Liza Merkalova was his wife's niece, and he spent all his leisure hours with her.
On meeting Anna Karenina, as he was Alexey Alexandrovitch's enemy in the government, he tried, like a shrewd man and a man of the world, to be particularly cordial with her, the wife of his enemy.
"'Nothing,'" he put in with a subtle smile, "that's the very best way.
I told you long ago," he said, turning to Liza Merkalova, "that if you don't want to be bored, you mustn't think you're going to be bored.
It's just as you mustn't be afraid of not being able to fall asleep, if you're afraid of sleeplessness.
That's just what Anna Arkadyevna has just said."
"I should be very glad if I had said it, for it's not only clever but true," said Anna, smiling.
"No, do tell me why it is one can't go to sleep, and one can't help being bored?"
"To sleep well one ought to work, and to enjoy oneself one ought to work too."
"What am I to work for when my work is no use to anybody?
And I can't and won't knowingly make a pretense about it."
"You're incorrigible," said Stremov, not looking at her, and he spoke again to Anna.
As he rarely met Anna, he could say nothing but commonplaces to her, but he said those commonplaces as to when she was returning to Petersburg, and how fond Countess Lidia Ivanovna was of her, with an expression which suggested that he longed with his whole soul to please her and show his regard for her and even more than that.

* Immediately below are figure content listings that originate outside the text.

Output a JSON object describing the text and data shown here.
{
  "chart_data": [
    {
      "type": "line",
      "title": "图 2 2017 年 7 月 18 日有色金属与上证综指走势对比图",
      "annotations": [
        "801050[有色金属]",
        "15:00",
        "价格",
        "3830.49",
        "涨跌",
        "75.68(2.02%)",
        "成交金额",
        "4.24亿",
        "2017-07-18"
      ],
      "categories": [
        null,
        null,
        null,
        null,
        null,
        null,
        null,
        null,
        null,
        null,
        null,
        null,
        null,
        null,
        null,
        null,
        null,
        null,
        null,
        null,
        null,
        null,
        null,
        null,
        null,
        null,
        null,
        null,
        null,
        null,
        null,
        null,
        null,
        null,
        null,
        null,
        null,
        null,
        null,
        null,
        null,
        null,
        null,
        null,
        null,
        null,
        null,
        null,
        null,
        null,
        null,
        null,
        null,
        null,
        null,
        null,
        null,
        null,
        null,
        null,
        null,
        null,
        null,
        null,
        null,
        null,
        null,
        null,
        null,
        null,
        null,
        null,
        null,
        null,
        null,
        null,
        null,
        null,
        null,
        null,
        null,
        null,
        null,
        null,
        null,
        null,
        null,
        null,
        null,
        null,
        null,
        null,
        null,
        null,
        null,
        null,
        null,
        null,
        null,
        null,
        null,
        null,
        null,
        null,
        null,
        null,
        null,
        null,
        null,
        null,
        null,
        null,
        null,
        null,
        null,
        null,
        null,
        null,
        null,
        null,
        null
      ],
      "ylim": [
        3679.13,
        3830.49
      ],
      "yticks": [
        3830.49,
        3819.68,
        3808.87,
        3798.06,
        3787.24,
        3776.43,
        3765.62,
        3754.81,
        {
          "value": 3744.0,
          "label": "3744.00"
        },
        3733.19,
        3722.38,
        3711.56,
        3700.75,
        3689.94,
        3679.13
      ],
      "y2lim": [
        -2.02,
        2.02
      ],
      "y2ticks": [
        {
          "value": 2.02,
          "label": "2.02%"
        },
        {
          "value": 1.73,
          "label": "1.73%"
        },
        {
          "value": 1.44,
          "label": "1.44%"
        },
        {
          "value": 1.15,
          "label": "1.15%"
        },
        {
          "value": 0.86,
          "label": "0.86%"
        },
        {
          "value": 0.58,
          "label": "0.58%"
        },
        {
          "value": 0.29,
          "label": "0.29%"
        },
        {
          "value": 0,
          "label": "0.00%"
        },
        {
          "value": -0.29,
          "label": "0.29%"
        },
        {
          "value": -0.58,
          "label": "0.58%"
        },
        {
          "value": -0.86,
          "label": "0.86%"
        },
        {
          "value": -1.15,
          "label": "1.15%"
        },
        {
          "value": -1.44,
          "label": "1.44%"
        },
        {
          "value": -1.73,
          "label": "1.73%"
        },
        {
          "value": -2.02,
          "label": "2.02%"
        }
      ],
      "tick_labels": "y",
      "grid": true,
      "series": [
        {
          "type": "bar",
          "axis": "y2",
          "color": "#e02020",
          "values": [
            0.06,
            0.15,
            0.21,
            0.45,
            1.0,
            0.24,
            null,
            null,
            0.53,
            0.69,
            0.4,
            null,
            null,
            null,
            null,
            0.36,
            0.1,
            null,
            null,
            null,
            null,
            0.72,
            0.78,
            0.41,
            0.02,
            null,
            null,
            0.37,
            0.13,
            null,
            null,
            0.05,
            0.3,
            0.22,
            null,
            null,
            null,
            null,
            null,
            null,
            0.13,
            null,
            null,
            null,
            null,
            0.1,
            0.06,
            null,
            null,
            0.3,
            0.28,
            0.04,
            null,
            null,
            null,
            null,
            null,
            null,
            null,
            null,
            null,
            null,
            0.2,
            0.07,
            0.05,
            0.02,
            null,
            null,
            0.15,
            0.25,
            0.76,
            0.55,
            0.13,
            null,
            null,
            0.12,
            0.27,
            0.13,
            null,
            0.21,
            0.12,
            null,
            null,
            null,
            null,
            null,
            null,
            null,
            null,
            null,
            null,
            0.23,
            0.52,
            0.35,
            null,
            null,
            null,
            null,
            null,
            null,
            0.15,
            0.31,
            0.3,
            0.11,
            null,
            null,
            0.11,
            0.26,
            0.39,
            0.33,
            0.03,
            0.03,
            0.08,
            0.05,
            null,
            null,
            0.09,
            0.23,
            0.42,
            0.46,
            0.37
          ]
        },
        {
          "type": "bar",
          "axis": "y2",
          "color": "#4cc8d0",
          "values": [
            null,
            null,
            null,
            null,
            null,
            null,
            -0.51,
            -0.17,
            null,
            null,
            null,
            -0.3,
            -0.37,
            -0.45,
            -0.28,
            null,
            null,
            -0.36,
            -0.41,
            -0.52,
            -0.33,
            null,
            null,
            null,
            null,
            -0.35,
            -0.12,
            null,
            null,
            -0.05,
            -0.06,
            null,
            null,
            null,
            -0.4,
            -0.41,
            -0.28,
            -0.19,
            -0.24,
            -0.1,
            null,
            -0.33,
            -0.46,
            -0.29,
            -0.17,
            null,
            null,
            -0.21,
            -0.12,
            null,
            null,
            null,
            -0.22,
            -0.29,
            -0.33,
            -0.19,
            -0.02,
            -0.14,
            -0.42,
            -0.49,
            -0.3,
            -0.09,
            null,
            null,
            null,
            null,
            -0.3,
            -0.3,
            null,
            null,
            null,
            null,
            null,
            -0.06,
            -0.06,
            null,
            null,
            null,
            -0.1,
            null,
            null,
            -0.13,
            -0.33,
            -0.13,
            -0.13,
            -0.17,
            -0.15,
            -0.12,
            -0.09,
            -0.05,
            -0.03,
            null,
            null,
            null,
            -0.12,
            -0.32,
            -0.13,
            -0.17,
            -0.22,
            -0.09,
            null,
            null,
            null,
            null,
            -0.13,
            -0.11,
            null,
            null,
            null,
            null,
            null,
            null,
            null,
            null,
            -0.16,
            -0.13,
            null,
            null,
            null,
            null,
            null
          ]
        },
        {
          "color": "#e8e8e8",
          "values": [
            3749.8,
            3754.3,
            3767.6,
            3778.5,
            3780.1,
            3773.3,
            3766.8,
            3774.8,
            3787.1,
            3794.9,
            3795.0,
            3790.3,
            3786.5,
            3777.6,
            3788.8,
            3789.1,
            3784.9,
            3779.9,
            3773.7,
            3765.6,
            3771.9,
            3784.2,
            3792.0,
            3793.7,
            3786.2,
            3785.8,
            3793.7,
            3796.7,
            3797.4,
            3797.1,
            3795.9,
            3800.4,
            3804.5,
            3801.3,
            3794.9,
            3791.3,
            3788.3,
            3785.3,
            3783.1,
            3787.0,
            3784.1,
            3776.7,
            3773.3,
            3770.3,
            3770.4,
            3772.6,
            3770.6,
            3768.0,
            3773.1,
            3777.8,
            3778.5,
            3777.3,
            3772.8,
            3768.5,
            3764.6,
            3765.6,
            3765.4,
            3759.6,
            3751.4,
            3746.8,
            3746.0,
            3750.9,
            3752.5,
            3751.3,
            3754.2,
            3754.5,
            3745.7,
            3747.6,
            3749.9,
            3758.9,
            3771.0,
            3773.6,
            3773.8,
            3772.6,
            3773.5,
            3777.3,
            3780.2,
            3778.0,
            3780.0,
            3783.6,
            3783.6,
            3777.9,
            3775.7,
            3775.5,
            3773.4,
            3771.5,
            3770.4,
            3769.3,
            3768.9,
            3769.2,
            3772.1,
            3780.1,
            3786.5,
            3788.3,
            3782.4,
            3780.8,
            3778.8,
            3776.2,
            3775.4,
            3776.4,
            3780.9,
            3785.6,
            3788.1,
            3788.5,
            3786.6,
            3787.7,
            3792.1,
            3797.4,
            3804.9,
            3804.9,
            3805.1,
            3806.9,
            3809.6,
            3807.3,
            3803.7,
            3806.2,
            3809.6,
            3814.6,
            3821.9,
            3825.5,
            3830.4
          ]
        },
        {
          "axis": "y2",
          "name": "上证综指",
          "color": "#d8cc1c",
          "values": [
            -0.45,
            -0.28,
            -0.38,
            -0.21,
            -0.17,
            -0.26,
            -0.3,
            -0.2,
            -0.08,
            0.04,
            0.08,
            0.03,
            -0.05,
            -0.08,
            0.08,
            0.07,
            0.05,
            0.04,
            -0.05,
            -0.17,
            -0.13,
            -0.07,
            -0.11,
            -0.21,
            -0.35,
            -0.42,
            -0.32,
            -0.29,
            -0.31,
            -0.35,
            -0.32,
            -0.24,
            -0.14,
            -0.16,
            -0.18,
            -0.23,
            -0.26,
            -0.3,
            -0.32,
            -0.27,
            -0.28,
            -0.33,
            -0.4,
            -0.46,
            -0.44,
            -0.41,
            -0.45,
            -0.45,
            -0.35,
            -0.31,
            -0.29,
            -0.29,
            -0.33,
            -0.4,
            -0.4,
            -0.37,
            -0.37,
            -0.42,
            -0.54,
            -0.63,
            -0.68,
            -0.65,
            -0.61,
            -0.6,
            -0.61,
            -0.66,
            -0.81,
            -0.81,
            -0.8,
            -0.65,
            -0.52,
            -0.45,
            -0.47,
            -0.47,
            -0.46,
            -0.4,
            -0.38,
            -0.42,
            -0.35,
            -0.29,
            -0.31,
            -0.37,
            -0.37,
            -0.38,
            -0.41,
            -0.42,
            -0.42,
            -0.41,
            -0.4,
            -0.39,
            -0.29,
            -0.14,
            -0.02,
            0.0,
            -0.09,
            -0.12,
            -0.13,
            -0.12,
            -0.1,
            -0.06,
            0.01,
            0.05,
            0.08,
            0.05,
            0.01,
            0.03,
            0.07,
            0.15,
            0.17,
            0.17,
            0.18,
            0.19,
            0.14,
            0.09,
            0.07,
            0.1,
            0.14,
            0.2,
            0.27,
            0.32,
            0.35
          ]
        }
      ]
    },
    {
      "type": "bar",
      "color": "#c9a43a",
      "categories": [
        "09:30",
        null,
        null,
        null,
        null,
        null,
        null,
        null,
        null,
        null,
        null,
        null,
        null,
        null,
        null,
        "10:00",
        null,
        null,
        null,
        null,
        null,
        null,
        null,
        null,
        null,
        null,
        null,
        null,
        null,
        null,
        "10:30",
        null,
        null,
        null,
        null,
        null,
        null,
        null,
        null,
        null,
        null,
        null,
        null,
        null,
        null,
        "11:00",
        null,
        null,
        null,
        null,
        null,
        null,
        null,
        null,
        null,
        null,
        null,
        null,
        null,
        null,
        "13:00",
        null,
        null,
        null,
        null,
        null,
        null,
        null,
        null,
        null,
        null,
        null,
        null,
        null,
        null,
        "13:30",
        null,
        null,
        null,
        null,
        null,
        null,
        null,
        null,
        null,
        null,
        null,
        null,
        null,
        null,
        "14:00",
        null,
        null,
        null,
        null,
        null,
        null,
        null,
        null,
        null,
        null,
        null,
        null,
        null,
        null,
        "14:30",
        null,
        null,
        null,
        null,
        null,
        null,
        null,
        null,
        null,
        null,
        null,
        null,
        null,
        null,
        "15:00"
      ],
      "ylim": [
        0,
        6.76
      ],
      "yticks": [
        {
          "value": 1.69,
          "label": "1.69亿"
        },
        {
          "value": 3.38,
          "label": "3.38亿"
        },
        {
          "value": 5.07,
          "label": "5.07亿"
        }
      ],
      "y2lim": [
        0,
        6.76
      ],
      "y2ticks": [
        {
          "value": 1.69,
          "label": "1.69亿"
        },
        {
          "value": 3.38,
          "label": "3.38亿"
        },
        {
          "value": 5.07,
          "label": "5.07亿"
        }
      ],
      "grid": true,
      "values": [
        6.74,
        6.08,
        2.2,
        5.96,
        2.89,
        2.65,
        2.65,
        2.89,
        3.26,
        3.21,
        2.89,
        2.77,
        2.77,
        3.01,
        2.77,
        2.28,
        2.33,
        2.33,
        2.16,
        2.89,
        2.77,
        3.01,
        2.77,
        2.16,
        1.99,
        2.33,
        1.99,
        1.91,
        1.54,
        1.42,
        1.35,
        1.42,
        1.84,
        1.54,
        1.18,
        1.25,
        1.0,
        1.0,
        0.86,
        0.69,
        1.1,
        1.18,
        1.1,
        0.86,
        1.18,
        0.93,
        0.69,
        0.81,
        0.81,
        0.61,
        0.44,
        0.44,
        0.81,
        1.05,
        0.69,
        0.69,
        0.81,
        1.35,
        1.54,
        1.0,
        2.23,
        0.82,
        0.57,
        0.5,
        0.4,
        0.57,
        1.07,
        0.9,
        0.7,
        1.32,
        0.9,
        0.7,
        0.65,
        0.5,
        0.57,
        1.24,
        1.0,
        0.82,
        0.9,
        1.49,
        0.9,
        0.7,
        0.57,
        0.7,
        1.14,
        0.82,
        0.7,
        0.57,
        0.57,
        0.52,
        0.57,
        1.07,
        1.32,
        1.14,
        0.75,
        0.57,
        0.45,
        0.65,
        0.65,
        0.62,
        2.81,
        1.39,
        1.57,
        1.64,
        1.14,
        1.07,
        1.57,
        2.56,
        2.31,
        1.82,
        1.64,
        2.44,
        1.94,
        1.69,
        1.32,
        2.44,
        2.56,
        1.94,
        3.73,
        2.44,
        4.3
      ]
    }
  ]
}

Tushkevitch came in, announcing that the party were awaiting the other players to begin croquet.
"No, don't go away, please don't," pleaded Liza Merkalova, hearing that Anna was going.
Stremov joined in her entreaties.
"It's too violent a transition," he said, "to go from such company to old Madame Vrede.
And besides, you will only give her a chance for talking scandal, while here you arouse none but such different feelings of the highest and most opposite kind," he said to her.
Anna pondered for an instant in uncertainty.
This shrewd man's flattering words, the naive, childlike affection shown her by Liza Merkalova, and all the social atmosphere she was used to,-- it was all so easy, and what was in store for her was so difficult, that she was for a minute in uncertainty whether to remain, whether to put off a little longer the painful moment of explanation.
But remembering what was in store for her alone at home, if she did not come to some decision, remembering that gesture--terrible even in memory--when she had clutched her hair in both hands--she said good-bye and went away.
Chapter 19
In spite of Vronsky's apparently frivolous life in society, he was a man who hated irregularity.
In early youth in the Corps of Pages, he had experienced the humiliation of a refusal, when he had tried, being in difficulties, to borrow money, and since then he had never once put himself in the same position again.
In order to keep his affairs in some sort of order, he used about five times a year (more or less frequently, according to circumstances) to shut himself up alone and put all his affairs into definite shape.
This he used to call his day of reckoning or _faire la lessive_.
On waking up the day after the races, Vronsky put on a white linen coat, and without shaving or taking his bath, he distributed about the table moneys, bills, and letters, and set to work.
Petritsky, who knew he was ill-tempered on such occasions, on waking up and seeing his comrade at the writing-table, quietly dressed and went out without getting in his way.
Every man who knows to the minutest details all the complexity of the conditions surrounding him, cannot help imagining that the complexity of these conditions, and the difficulty of making them clear, is something exceptional and personal, peculiar to himself, and never supposes that others are surrounded by just as complicated an array of personal affairs as he is.